Choosing backsplash tile, part II (Or: Reality strikes.)

Disclaimer: this is a long-winded and overly emotional post about kitchen tile. The short version: expensive tile from Japan FTW!

It turns out, renovating a house isn’t … fun.

Not unless you have a gajillion dollars and an architect on call and probably an interior designer that shows up to appointments with lattes and a bag of chocolate croissants.

Yeah, no. Maybe in another life.

What I’ve learned is this: renovating a house is a lesson in facing reality. It has four parts: 1) need vs. want; 2) compromise; 3) processing disappointment; and 4) the time-quality-cost (or “triple constraint”) triangle.

A little explanation on number four, if you’re not familiar — you can’t increase one arm of the time-cost-quality triangle without reducing the others. You can have it cheap and fast, if you settle for lower quality. You can have great quality, quickly, at a high price. Or you can have excellent quality at a good price, if you’re able to wait.

We are bedeviled by this triangle, mainly because we don’t live inside Dwell magazine we have limited cash, and limited time to make the most of the cash we have. (No, I cannot reasonably spend another minute googling “large area rugs under $300.”).

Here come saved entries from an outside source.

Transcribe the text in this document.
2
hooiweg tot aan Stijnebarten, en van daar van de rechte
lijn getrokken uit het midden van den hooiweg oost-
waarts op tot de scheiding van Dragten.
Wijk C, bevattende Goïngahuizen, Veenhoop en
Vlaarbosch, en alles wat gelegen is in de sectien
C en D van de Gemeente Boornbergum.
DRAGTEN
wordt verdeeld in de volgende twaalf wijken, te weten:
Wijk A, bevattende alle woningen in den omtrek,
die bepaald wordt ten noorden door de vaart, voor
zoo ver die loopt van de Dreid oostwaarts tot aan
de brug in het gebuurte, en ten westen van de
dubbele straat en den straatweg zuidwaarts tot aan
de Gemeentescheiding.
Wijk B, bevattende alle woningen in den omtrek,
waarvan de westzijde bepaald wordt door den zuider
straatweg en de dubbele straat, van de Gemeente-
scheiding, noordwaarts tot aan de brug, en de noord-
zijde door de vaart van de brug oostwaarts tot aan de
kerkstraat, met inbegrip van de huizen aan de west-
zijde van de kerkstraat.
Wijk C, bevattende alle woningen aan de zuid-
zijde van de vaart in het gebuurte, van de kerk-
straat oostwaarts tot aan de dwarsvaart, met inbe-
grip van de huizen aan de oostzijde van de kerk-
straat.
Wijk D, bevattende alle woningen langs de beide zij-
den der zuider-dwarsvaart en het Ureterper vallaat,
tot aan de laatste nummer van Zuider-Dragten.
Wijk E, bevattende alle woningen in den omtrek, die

So there has been lots and lots of compromise where the “cost” arm wins big. No quartz countertops. No select-grade wood floors. No soaker bathtub. Tons of DIY. Etcetera.

Monday was Tile or Die Day. With a two-week delivery window, and three weeks until we move in, it had to be done. I was resigned to accepting the most basic, white subway tile available and moving on, because it was also Carpet or Die Day. Choosing carpet sucks away my will to live, because I dislike carpeted rooms in general — so I’m paying for something I’ll inevitably resent. Thus, I was all set to spend a bunch of money feeling pinched and hateful.

(How many of you want to work on a renovation project with me right about now? Yeah. Me either.)

And then I walked past the tile clearance display. I turned to the spouse and said, “Look at that. I love that. It reminds me of everything happy about my childhood.”

Those words tumbled out before the impression was clear in my mind. Who has a visceral, emotional reaction to kitchen tile?

They are earthy, polished, glazed ceramic, the dimensions a balance between light and grounded. They remind me of the thick, stoneware dinner plates from my childhood. Those plates were made by a family friend and potter by trade. He had a huge, braying laugh. We used to trek, with his kids, down to the mucky drainage ditch behind his house and look for salamanders.

The tiles remind me of vegetarian feasts. Of teapots and sunlight and incense. They remind me of the smell of a hot slide projector and the sound of Tangerine Dream at my parents’ parties. Our giant backyard garden.

But … on clearance this tile was $7.50 per square foot. Twice what basic tile costs. And they had only half of what we needed–the rest would have to be ordered at full price. A very full price.

We’re doing it. We’re getting that tile because part of this project was about trying harder to surround ourselves with things that make us feel healthy and happy. Rooted and aspirational.

Triangle, meet rectangles.

Cepac tile

2 thoughts on “Choosing backsplash tile, part II (Or: Reality strikes.)

  1. Your description of family life moments, evoked by tile, has evoked memories, fond ones, all the way ’round the world. Thanks, Amy, for sharing a corner of your associational matrix. It feels really good.
    Nice tiles, too. Brave, wise choice.